Barnacles' ancestry can be traced back to the Middle Cambrian
Barnacles were originally classified by Linnaeus and Cuvier as Mollusca, but in 1830 John Vaughan Thompson published observations showing the metamorphosis of the nauplius and cypris larvae into adult barnacles. He noted how these larvae were similar to those of crustaceans.

In 1834 Hermann Burmeister published further information, reinterpreting these findings.

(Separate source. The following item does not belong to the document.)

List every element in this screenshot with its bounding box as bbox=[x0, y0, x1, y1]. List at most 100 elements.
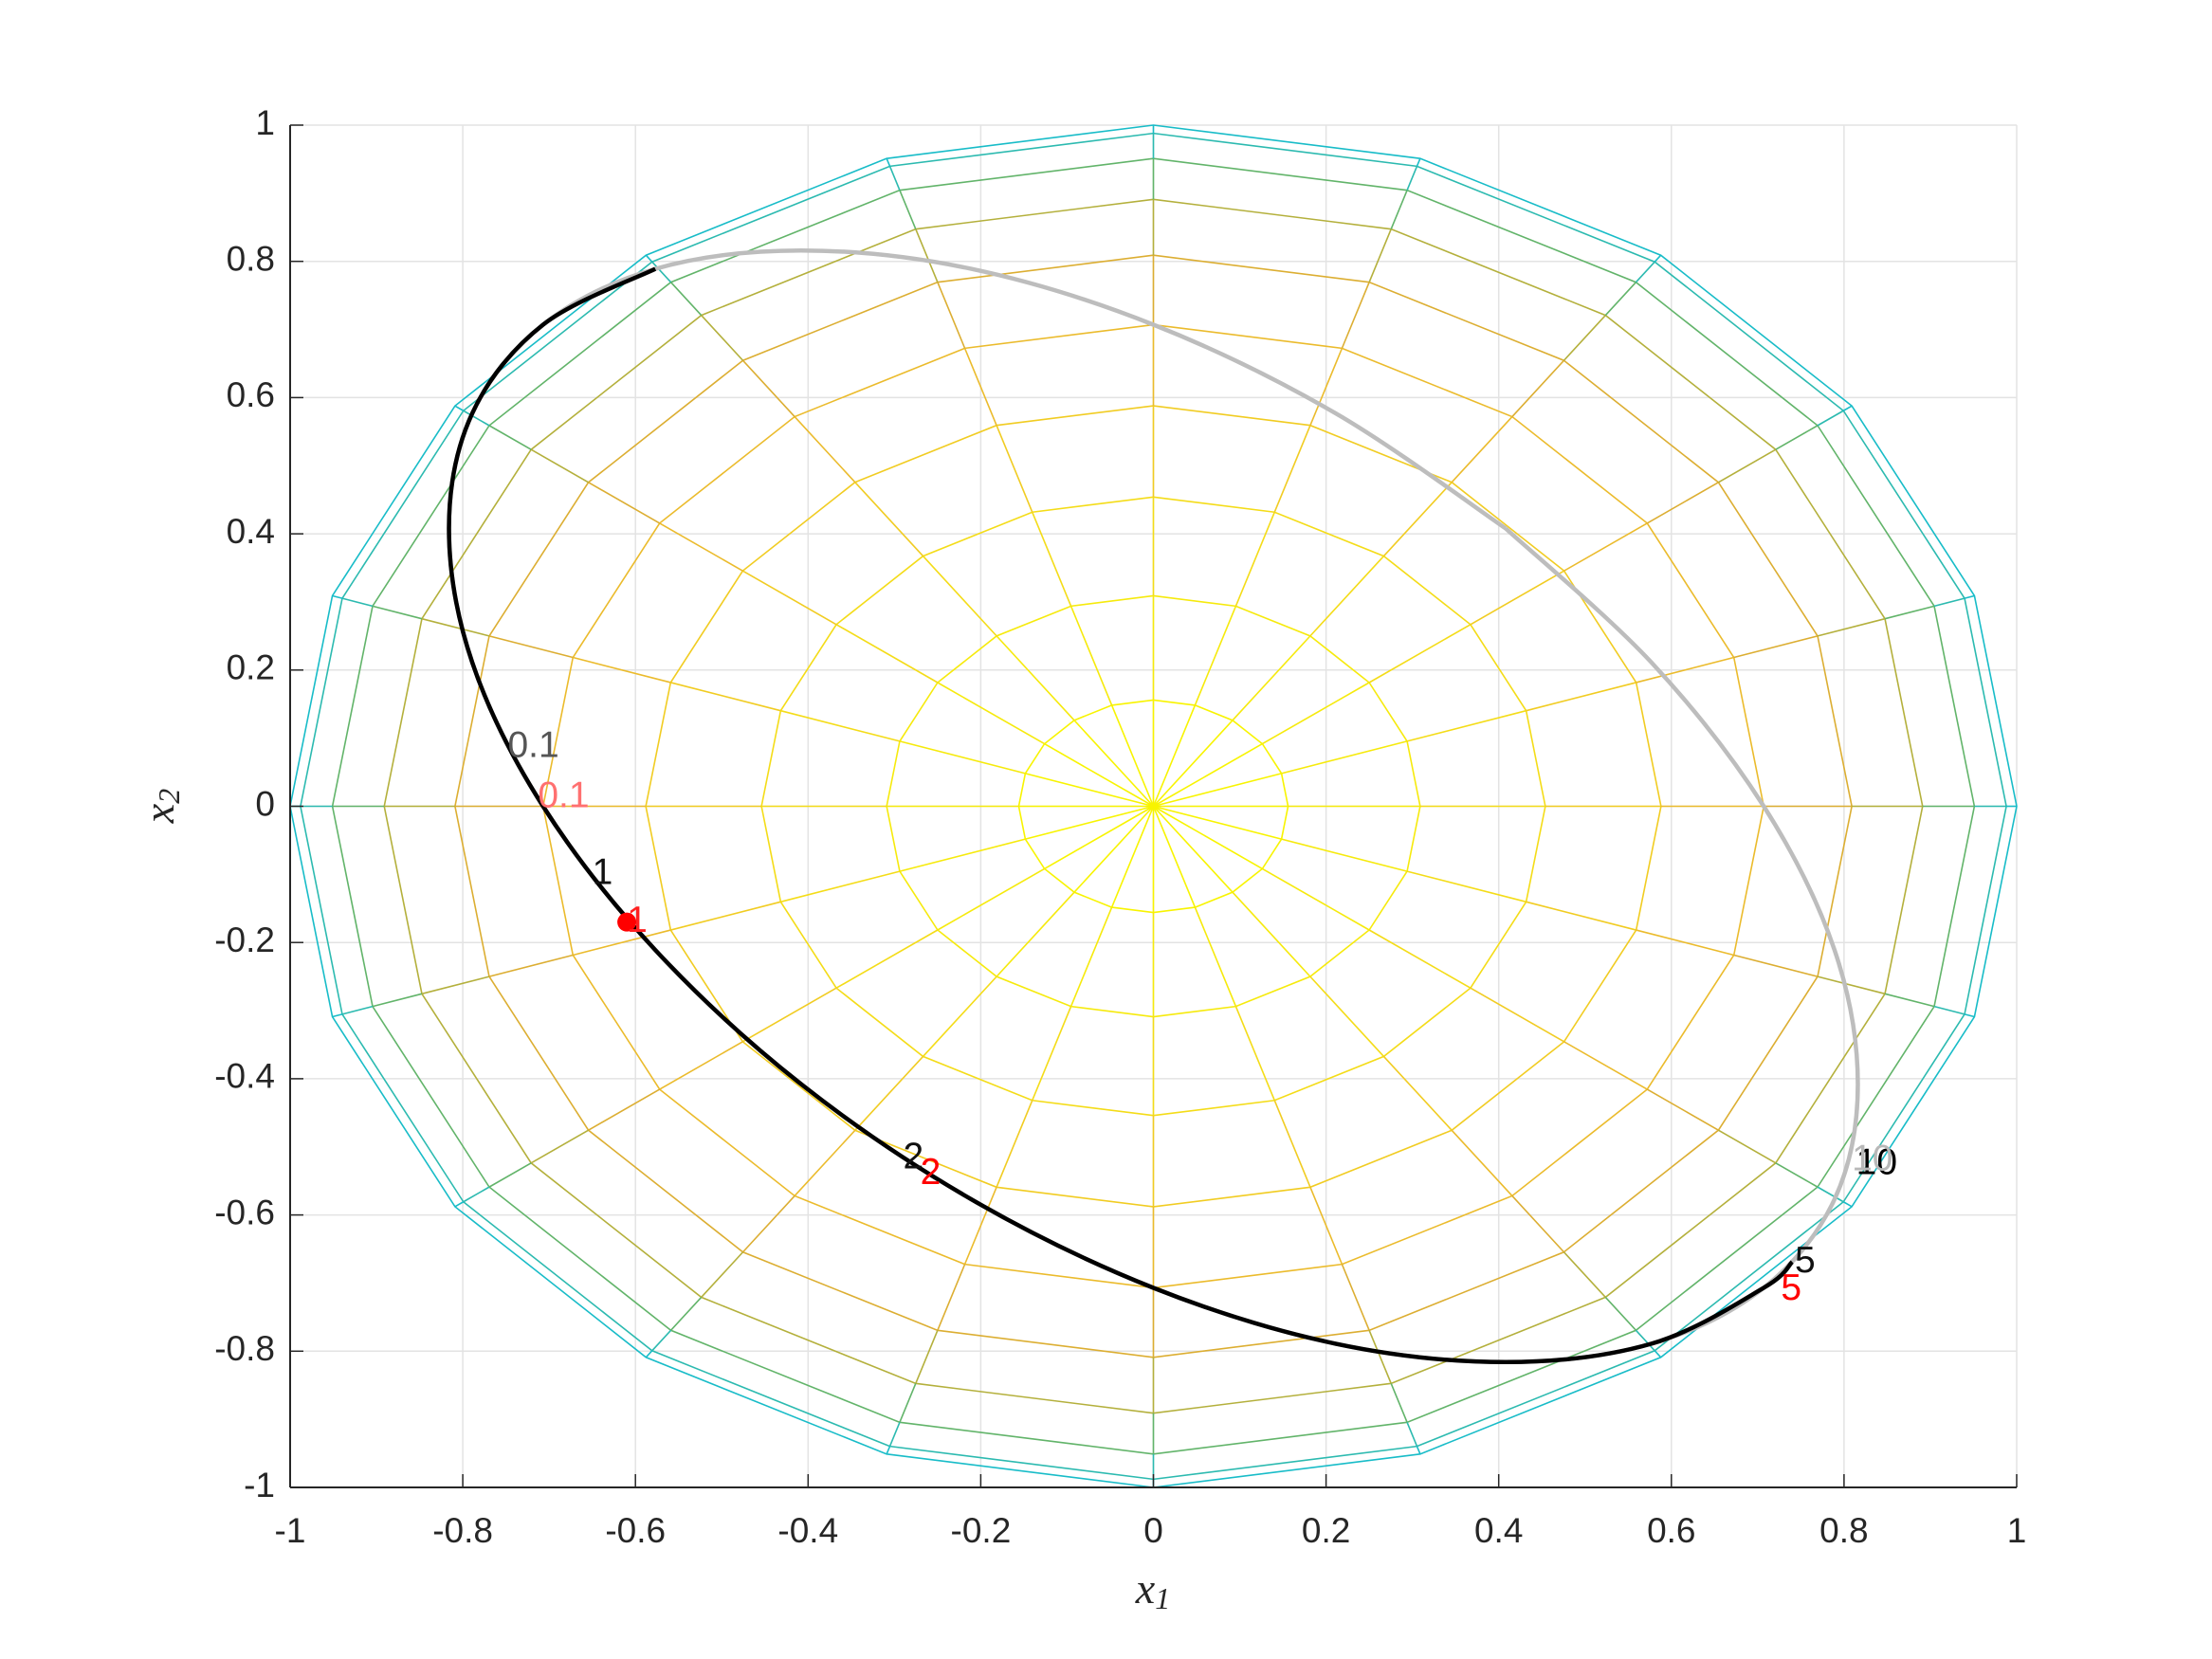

The effect was to move barnacles from the phylum of Mollusca to Articulata, showing naturalists that detailed study was needed to reevaluate their taxonomy.

Charles Darwin took up this challenge in 1846 and developed his initial interest in a major study published as a series of monographs in 1851 and 1854. Darwin undertook this study, at the suggestion of his friend Joseph Dalton Hooker, to thoroughly understand at least one species before making the generalizations needed for his theory of evolution by natural selection.

Barnacles are suspension feeders, sweeping small food into their mouth with their curved 'feet'. They are cemented to rock (usually), and covered with hard calcareous plates, which they shut firmly when the tide goes out. The barnacles reproduce sexually and produce little nauplius larvae that disperse in the plankton. Eventually, the larvae change into cypris form and attach on other hard surfaces to form new barnacles.